时间一到交了卷,走出考场,考生自动分成不同的一堆在那里核对答案。从徐大帅、张华几人的表情来看,考得都还不错。而徐丽简直可以说是心花怒放,看来是超水平发挥,复习期间她是最用功的知青之一,李思明巴不得她考得好,因为她总是在后半夜李思明睡得正香的时候,敲门请教数学题,看在徐大帅的面子上,李思明忍气吞声很久了。
几人去饭馆吃了饭,准备下午的语文的考试。收到试卷,李思明照例浏览了一遍,当看到作文题的时候,他真想大笑。题目是《在我这战斗的一年》跟他“押”的一模一样,两个月前他押题的时候,还让每个人正正规规写了一篇,交给公认文笔最好的徐丽来修改,好的文章还在讲台上朗读,其实这篇作文题他是唯一明确知道的高考题,没想到历史再一次重演。对于李思明来说,语文的难度还可以接受,除了拼音题和一道古文题做得不好外,感觉自己在语文科目上不会比别人差大多。

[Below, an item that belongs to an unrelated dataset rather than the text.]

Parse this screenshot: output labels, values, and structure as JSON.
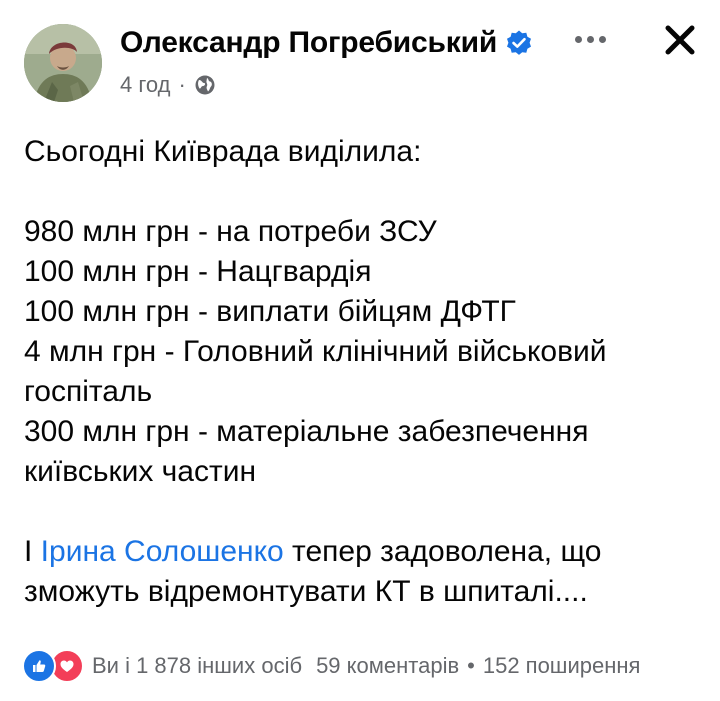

出了考场,所有参加过五连补习班的考生将他围住了,纷纷表示感谢,让李思明有点飘飘然,如果夏天的话,可以拿把羽毛扇学学诸葛亮。没有参加过补习班的考生,懊悔之情溢于言表,纷纷托关系找找下两科的笔记,说不定还给李思明“押”对了呢!
第二天,上午理科考理化,文科考史地。理化自然是李思明的强项,相对于自己当年的考试难度,完全是小意思。像考数学一样,花了一个钟头不到就将题做完,然后从专业理论上分析这些题目,将这些物理现象和化学反应进行理论上的引申,像是写论文一般,洋洋洒洒。写完之后,李思明又开始有点后悔起来,会不会被阅卷老师当作小学生涂鸦呢?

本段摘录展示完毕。